The Case for a Risk-Based Approach
New SEC rulings on cybersecurity disclosures for public companies went into effect just a month ago, acknowledging the rapidly evolving nature of cybersecurity threats and the increasing sophistication of attacks, including the use of stolen credentials, malware, ransomware and phishing. The overwhelming number of corporate breaches can be traced back to the use of stolen credentials or weak passwords combined with inadequate authentication methods. Too many companies still rely on decades-old methods of security, which are insufficient in today’s environment. What does this mean for your organization? Consider a risk-based, layered approach to security.

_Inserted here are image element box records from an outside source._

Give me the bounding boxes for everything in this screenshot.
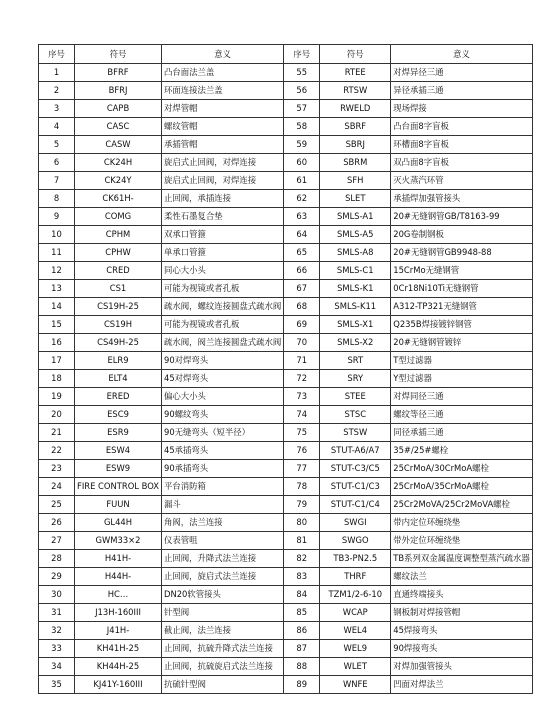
cell-index: 19 xyxy=(39,388,75,406)
cell-symbol: CPHW xyxy=(75,244,162,262)
cell-meaning: 90无缝弯头（短半径） xyxy=(162,424,284,442)
cell-index-2: 55 xyxy=(284,64,320,82)
cell-meaning-2: 20#无缝钢管GB/T8163-99 xyxy=(391,208,533,226)
table-row xyxy=(39,64,533,82)
cell-meaning-2: 20G卷制钢板 xyxy=(391,226,533,244)
cell-index: 11 xyxy=(39,244,75,262)
spreadsheet xyxy=(38,44,533,694)
cell-symbol-2: SMLS-C1 xyxy=(320,262,391,280)
cell-meaning-2: Q235B焊接镀锌钢管 xyxy=(391,316,533,334)
table-row xyxy=(39,154,533,172)
cell-symbol: J41H- xyxy=(75,622,162,640)
cell-index: 35 xyxy=(39,676,75,694)
table-header-row xyxy=(39,45,533,64)
cell-meaning: 止回阀，承插连接 xyxy=(162,190,284,208)
cell-index: 22 xyxy=(39,442,75,460)
table-row xyxy=(39,640,533,658)
cell-meaning-2: 对焊异径三通 xyxy=(391,64,533,82)
cell-meaning: 45承插弯头 xyxy=(162,442,284,460)
cell-index: 27 xyxy=(39,532,75,550)
cell-meaning-2: 凹面对焊法兰 xyxy=(391,676,533,694)
cell-meaning: 45对焊弯头 xyxy=(162,370,284,388)
cell-index: 9 xyxy=(39,208,75,226)
symbol-table xyxy=(38,44,533,694)
cell-symbol-2: SBRM xyxy=(320,154,391,172)
table-row xyxy=(39,316,533,334)
cell-symbol-2: STSW xyxy=(320,424,391,442)
table-row xyxy=(39,568,533,586)
cell-index-2: 65 xyxy=(284,244,320,262)
cell-symbol: ELT4 xyxy=(75,370,162,388)
table-row xyxy=(39,244,533,262)
cell-symbol-2: STEE xyxy=(320,388,391,406)
cell-meaning-2: TB系列双金属温度调整型蒸汽疏水器 xyxy=(391,550,533,568)
header-meaning-2: 意义 xyxy=(391,45,533,64)
cell-symbol-2: SBRF xyxy=(320,118,391,136)
cell-meaning-2: 20#无缝钢管镀锌 xyxy=(391,334,533,352)
header-index-2: 序号 xyxy=(284,45,320,64)
table-row xyxy=(39,208,533,226)
table-row xyxy=(39,424,533,442)
cell-meaning: 角阀，法兰连接 xyxy=(162,514,284,532)
cell-symbol: GWM33×2 xyxy=(75,532,162,550)
table-row xyxy=(39,406,533,424)
cell-meaning: 止回阀，升降式法兰连接 xyxy=(162,550,284,568)
cell-symbol: CS49H-25 xyxy=(75,334,162,352)
cell-meaning-2: 对焊同径三通 xyxy=(391,388,533,406)
header-symbol-2: 符号 xyxy=(320,45,391,64)
cell-symbol-2: WEL9 xyxy=(320,640,391,658)
cell-meaning: 旋启式止回阀，对焊连接 xyxy=(162,154,284,172)
cell-meaning: 同心大小头 xyxy=(162,262,284,280)
cell-symbol: CS19H-25 xyxy=(75,298,162,316)
table-row xyxy=(39,460,533,478)
cell-meaning-2: 带内定位环缠绕垫 xyxy=(391,514,533,532)
cell-meaning-2: 双凸面8字盲板 xyxy=(391,154,533,172)
cell-index-2: 82 xyxy=(284,550,320,568)
cell-index: 20 xyxy=(39,406,75,424)
cell-meaning: 90承插弯头 xyxy=(162,460,284,478)
cell-symbol-2: SMLS-K1 xyxy=(320,280,391,298)
cell-index-2: 75 xyxy=(284,424,320,442)
cell-symbol: BFRF xyxy=(75,64,162,82)
cell-meaning-2: 现场焊接 xyxy=(391,100,533,118)
cell-symbol: HC… xyxy=(75,586,162,604)
cell-symbol: CS1 xyxy=(75,280,162,298)
cell-symbol: CK24Y xyxy=(75,172,162,190)
cell-index-2: 66 xyxy=(284,262,320,280)
cell-index-2: 86 xyxy=(284,622,320,640)
cell-meaning-2: 直通终端接头 xyxy=(391,586,533,604)
cell-symbol-2: TZM1/2-6-10 xyxy=(320,586,391,604)
cell-meaning: 抗硫针型阀 xyxy=(162,676,284,694)
cell-meaning-2: 异径承插三通 xyxy=(391,82,533,100)
cell-symbol: KH41H-25 xyxy=(75,640,162,658)
table-row xyxy=(39,478,533,496)
cell-symbol-2: SMLS-X1 xyxy=(320,316,391,334)
cell-index: 29 xyxy=(39,568,75,586)
cell-index: 31 xyxy=(39,604,75,622)
table-row xyxy=(39,226,533,244)
cell-symbol-2: STUT-C1/C3 xyxy=(320,478,391,496)
table-row xyxy=(39,496,533,514)
cell-meaning-2: 带外定位环缠绕垫 xyxy=(391,532,533,550)
table-row xyxy=(39,622,533,640)
cell-symbol: CASW xyxy=(75,136,162,154)
cell-index-2: 67 xyxy=(284,280,320,298)
cell-symbol: H44H- xyxy=(75,568,162,586)
table-row xyxy=(39,352,533,370)
cell-meaning-2: 灭火蒸汽环管 xyxy=(391,172,533,190)
cell-meaning: 螺纹管帽 xyxy=(162,118,284,136)
cell-meaning: DN20软管接头 xyxy=(162,586,284,604)
cell-symbol: KJ41Y-160III xyxy=(75,676,162,694)
cell-index-2: 88 xyxy=(284,658,320,676)
table-row xyxy=(39,136,533,154)
cell-index-2: 89 xyxy=(284,676,320,694)
cell-index-2: 62 xyxy=(284,190,320,208)
cell-meaning: 仪表管咀 xyxy=(162,532,284,550)
cell-index: 24 xyxy=(39,478,75,496)
table-row xyxy=(39,532,533,550)
cell-symbol-2: SFH xyxy=(320,172,391,190)
cell-index-2: 87 xyxy=(284,640,320,658)
cell-symbol-2: SWGI xyxy=(320,514,391,532)
table-row xyxy=(39,586,533,604)
cell-index-2: 81 xyxy=(284,532,320,550)
cell-meaning: 承插管帽 xyxy=(162,136,284,154)
cell-symbol: CK24H xyxy=(75,154,162,172)
cell-meaning-2: 45焊接弯头 xyxy=(391,622,533,640)
cell-index-2: 85 xyxy=(284,604,320,622)
cell-index-2: 72 xyxy=(284,370,320,388)
cell-index: 2 xyxy=(39,82,75,100)
table-row xyxy=(39,604,533,622)
cell-symbol-2: SRT xyxy=(320,352,391,370)
header-meaning: 意义 xyxy=(162,45,284,64)
cell-symbol: KH44H-25 xyxy=(75,658,162,676)
cell-meaning: 90对焊弯头 xyxy=(162,352,284,370)
cell-meaning: 旋启式止回阀，对焊连接 xyxy=(162,172,284,190)
cell-meaning: 环面连接法兰盖 xyxy=(162,82,284,100)
cell-index-2: 56 xyxy=(284,82,320,100)
cell-symbol: ELR9 xyxy=(75,352,162,370)
table-row xyxy=(39,514,533,532)
cell-meaning: 止回阀，抗硫旋启式法兰连接 xyxy=(162,658,284,676)
cell-meaning: 柔性石墨复合垫 xyxy=(162,208,284,226)
cell-index: 14 xyxy=(39,298,75,316)
cell-meaning-2: 螺纹等径三通 xyxy=(391,406,533,424)
cell-symbol: ESC9 xyxy=(75,406,162,424)
cell-symbol: ERED xyxy=(75,388,162,406)
cell-index: 4 xyxy=(39,118,75,136)
cell-index: 8 xyxy=(39,190,75,208)
cell-index-2: 58 xyxy=(284,118,320,136)
cell-symbol-2: WNFE xyxy=(320,676,391,694)
cell-index: 5 xyxy=(39,136,75,154)
cell-symbol: H41H- xyxy=(75,550,162,568)
cell-index: 34 xyxy=(39,658,75,676)
cell-meaning: 对焊管帽 xyxy=(162,100,284,118)
cell-index-2: 74 xyxy=(284,406,320,424)
cell-meaning: 疏水阀，阀兰连接圆盘式疏水阀 xyxy=(162,334,284,352)
cell-symbol-2: SRY xyxy=(320,370,391,388)
table-row xyxy=(39,388,533,406)
cell-index: 1 xyxy=(39,64,75,82)
cell-meaning-2: 90焊接弯头 xyxy=(391,640,533,658)
cell-symbol: FIRE CONTROL BOX xyxy=(75,478,162,496)
cell-meaning: 可能为视镜或者孔板 xyxy=(162,316,284,334)
cell-symbol-2: SMLS-K11 xyxy=(320,298,391,316)
cell-meaning: 双承口管箍 xyxy=(162,226,284,244)
cell-meaning-2: 同径承插三通 xyxy=(391,424,533,442)
cell-meaning-2: 承插焊加强管接头 xyxy=(391,190,533,208)
cell-meaning: 止回阀，旋启式法兰连接 xyxy=(162,568,284,586)
cell-index-2: 76 xyxy=(284,442,320,460)
cell-index-2: 70 xyxy=(284,334,320,352)
cell-meaning-2: 环槽面8字盲板 xyxy=(391,136,533,154)
cell-meaning: 偏心大小头 xyxy=(162,388,284,406)
cell-symbol-2: SMLS-A5 xyxy=(320,226,391,244)
cell-meaning-2: 钢板制对焊接管帽 xyxy=(391,604,533,622)
cell-symbol-2: SBRJ xyxy=(320,136,391,154)
cell-meaning-2: 35#/25#螺栓 xyxy=(391,442,533,460)
table-row xyxy=(39,262,533,280)
header-symbol: 符号 xyxy=(75,45,162,64)
cell-index: 10 xyxy=(39,226,75,244)
cell-symbol-2: TB3-PN2.5 xyxy=(320,550,391,568)
table-row xyxy=(39,658,533,676)
cell-symbol: CRED xyxy=(75,262,162,280)
cell-symbol: CAPB xyxy=(75,100,162,118)
cell-symbol-2: SMLS-A1 xyxy=(320,208,391,226)
cell-symbol-2: SMLS-A8 xyxy=(320,244,391,262)
cell-index: 13 xyxy=(39,280,75,298)
cell-meaning-2: 25CrMoA/35CrMoA螺栓 xyxy=(391,478,533,496)
cell-symbol: ESW9 xyxy=(75,460,162,478)
cell-meaning: 90螺纹弯头 xyxy=(162,406,284,424)
cell-meaning-2: 0Cr18Ni10Ti无缝钢管 xyxy=(391,280,533,298)
cell-index-2: 61 xyxy=(284,172,320,190)
cell-index-2: 77 xyxy=(284,460,320,478)
cell-index-2: 78 xyxy=(284,478,320,496)
cell-symbol: J13H-160III xyxy=(75,604,162,622)
table-row xyxy=(39,118,533,136)
cell-symbol-2: THRF xyxy=(320,568,391,586)
cell-symbol-2: WEL4 xyxy=(320,622,391,640)
cell-symbol: FUUN xyxy=(75,496,162,514)
cell-index: 17 xyxy=(39,352,75,370)
cell-symbol-2: WLET xyxy=(320,658,391,676)
cell-index-2: 59 xyxy=(284,136,320,154)
cell-symbol-2: SLET xyxy=(320,190,391,208)
cell-meaning-2: 螺纹法兰 xyxy=(391,568,533,586)
cell-index-2: 57 xyxy=(284,100,320,118)
cell-symbol-2: RWELD xyxy=(320,100,391,118)
cell-meaning-2: T型过滤器 xyxy=(391,352,533,370)
cell-meaning-2: Y型过滤器 xyxy=(391,370,533,388)
cell-symbol-2: STSC xyxy=(320,406,391,424)
cell-index-2: 84 xyxy=(284,586,320,604)
cell-symbol: GL44H xyxy=(75,514,162,532)
cell-symbol: COMG xyxy=(75,208,162,226)
cell-symbol: ESR9 xyxy=(75,424,162,442)
cell-symbol-2: STUT-C1/C4 xyxy=(320,496,391,514)
cell-index-2: 64 xyxy=(284,226,320,244)
cell-meaning: 针型阀 xyxy=(162,604,284,622)
cell-meaning: 止回阀，抗硫升降式法兰连接 xyxy=(162,640,284,658)
cell-index-2: 68 xyxy=(284,298,320,316)
cell-symbol: CASC xyxy=(75,118,162,136)
table-row xyxy=(39,100,533,118)
cell-meaning: 平台消防箱 xyxy=(162,478,284,496)
cell-meaning-2: 凸台面8字盲板 xyxy=(391,118,533,136)
cell-index: 16 xyxy=(39,334,75,352)
cell-index: 15 xyxy=(39,316,75,334)
cell-index: 30 xyxy=(39,586,75,604)
cell-index: 7 xyxy=(39,172,75,190)
table-row xyxy=(39,298,533,316)
cell-symbol-2: RTSW xyxy=(320,82,391,100)
cell-meaning: 疏水阀，螺纹连接圆盘式疏水阀 xyxy=(162,298,284,316)
cell-symbol-2: SWGO xyxy=(320,532,391,550)
table-row xyxy=(39,550,533,568)
cell-meaning-2: A312-TP321无缝钢管 xyxy=(391,298,533,316)
cell-symbol: CS19H xyxy=(75,316,162,334)
cell-meaning-2: 25CrMoA/30CrMoA螺栓 xyxy=(391,460,533,478)
cell-index: 28 xyxy=(39,550,75,568)
table-row xyxy=(39,676,533,694)
header-index: 序号 xyxy=(39,45,75,64)
cell-symbol-2: SMLS-X2 xyxy=(320,334,391,352)
cell-index: 6 xyxy=(39,154,75,172)
cell-index-2: 71 xyxy=(284,352,320,370)
table-row xyxy=(39,190,533,208)
cell-meaning-2: 25Cr2MoVA/25Cr2MoVA螺栓 xyxy=(391,496,533,514)
cell-symbol: BFRJ xyxy=(75,82,162,100)
cell-index: 12 xyxy=(39,262,75,280)
cell-index: 25 xyxy=(39,496,75,514)
cell-index: 32 xyxy=(39,622,75,640)
table-row xyxy=(39,442,533,460)
cell-symbol-2: STUT-A6/A7 xyxy=(320,442,391,460)
cell-index-2: 79 xyxy=(284,496,320,514)
cell-index-2: 80 xyxy=(284,514,320,532)
cell-index: 21 xyxy=(39,424,75,442)
cell-index-2: 73 xyxy=(284,388,320,406)
cell-meaning-2: 20#无缝钢管GB9948-88 xyxy=(391,244,533,262)
cell-meaning: 漏斗 xyxy=(162,496,284,514)
table-row xyxy=(39,82,533,100)
table-row xyxy=(39,370,533,388)
table-row xyxy=(39,334,533,352)
cell-symbol-2: WCAP xyxy=(320,604,391,622)
cell-meaning-2: 15CrMo无缝钢管 xyxy=(391,262,533,280)
cell-index: 18 xyxy=(39,370,75,388)
cell-index-2: 69 xyxy=(284,316,320,334)
table-row xyxy=(39,280,533,298)
cell-meaning: 截止阀，法兰连接 xyxy=(162,622,284,640)
cell-symbol: CPHM xyxy=(75,226,162,244)
cell-index-2: 83 xyxy=(284,568,320,586)
cell-meaning: 单承口管箍 xyxy=(162,244,284,262)
table-row xyxy=(39,172,533,190)
cell-symbol-2: RTEE xyxy=(320,64,391,82)
cell-meaning: 可能为视镜或者孔板 xyxy=(162,280,284,298)
cell-index-2: 63 xyxy=(284,208,320,226)
cell-meaning: 凸台面法兰盖 xyxy=(162,64,284,82)
cell-meaning-2: 对焊加强管接头 xyxy=(391,658,533,676)
cell-symbol: CK61H- xyxy=(75,190,162,208)
cell-index: 23 xyxy=(39,460,75,478)
cell-index: 3 xyxy=(39,100,75,118)
cell-symbol-2: STUT-C3/C5 xyxy=(320,460,391,478)
cell-symbol: ESW4 xyxy=(75,442,162,460)
cell-index: 26 xyxy=(39,514,75,532)
cell-index: 33 xyxy=(39,640,75,658)
cell-index-2: 60 xyxy=(284,154,320,172)
table-body xyxy=(39,64,533,694)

Cyberattacks are not going away any time soon and, as a regulator, the U.S. Securities and Exchange Commission clearly understands the impact cybersecurity, or lack thereof, can have on a public company, its employees, customers, shareholders and the stock market in general. On February 26, 2018, the SEC published guidance to assist public companies in preparing disclosures about cybersecurity risks and incidents. The guidance addresses “the importance of cybersecurity policies and procedures and the application of disclosure controls and procedures, insider trading prohibitions and Regulation FD and selective disclosure prohibitions in the cybersecurity context.”
In its guidance, the SEC appropriately notes, “hackers use a complex array of means to perpetrate cyber-attacks, including the use of stolen access credentials, malware, ransomware, phishing, structured query language injection attacks and distributed denial-of-service attacks.”
Verizon’s 2017 Data Breach Investigations Report cites that 81 percent of hacking-related breaches leveraged either stolen and/or weak passwords. Yet, Javelin Strategy & Research’s 2017 State of Authentication Report found that a full 100 percent of enterprises continue to use passwords.
GDPR’s Impact on the SEC’s Guidance
The survey results above make me think of the witty definition of insanity: doing the same thing over and over again and expecting different results. That may be humorous, but when it comes to protecting customer data, it’s not very funny. The EU’s General Data Protection Regulation (GDPR) is quite clear in that customer data is owned by the citizen and not owned by a public company or any other enterprise. I can assure you that GDPR auditors will come down hard on organizations “protecting” data with passwords.
According to PwC, 92 percent of U.S. multinational companies cited compliance with the EU’s General Data Protection Regulation (GDPR) as a top data protection priority. GDPR takes effect May 25, 2018, and its global reach affects many companies, public and private, worldwide. ENISA – the European Union Agency for Network and Information Security – released guidelines on how to take the appropriate measures to comply with the GDPR. In the area of access control and authentication, ENISA recommends implementing two-factor authentication in high-risk cases and in certain medium-impact cases, as follows:
“Two-factor authentication should preferably be used for accessing systems that process personal data. The authentication factors could be passwords, security tokens, USB sticks with a secret token, biometrics, etc.”
Why Multifactor Authentication Matters
Apart from federal intervention and enforcement, however, cybersecurity starts with identity. There are secure ways, available today, to verify identities and authenticate individuals accessing sensitive data.
Multifactor authentication (MFA) is an integral part of a risk-based approach to cybersecurity and, amidst the discovery of 1.4 billion stolen clear text credentials, is fully capable of producing enough force to put the final nail in the password coffin.
One could argue that security vendors have achieved, or are very close to achieving, a balance between security and usability. Adoption of FIDO Alliance standards is becoming more mainstream, and biometric-enabled mobile devices have opened the floodgates to innovation. Mobile devices are equipped with a high-quality camera capable of capturing images and video of the user’s face and microphones to leverage voice-recognition technology. Fingerprints, voice and facial recognition and adaptive authentication are being used across many industries. As a result, compliance may be just a matter of deploying technology already in use by customers, for internal controls.
The SEC’s guidance states that they “don’t expect public companies to publicly disclose specific, technical information about their cybersecurity systems, the related networks and devices or potential system vulnerabilities in such detail as would make such systems, networks and devices more susceptible to a cybersecurity incident. Nevertheless, we expect companies to disclose cybersecurity risks and incidents that are material to investors, including the concomitant financial, legal or reputational consequences.” The SEC isn’t requiring that every public company deploy MFA. However, I would be hard pressed to find any company that has followed a risk-based approach and is granting access to customer’s personally identifiable information and corporate assets without MFA.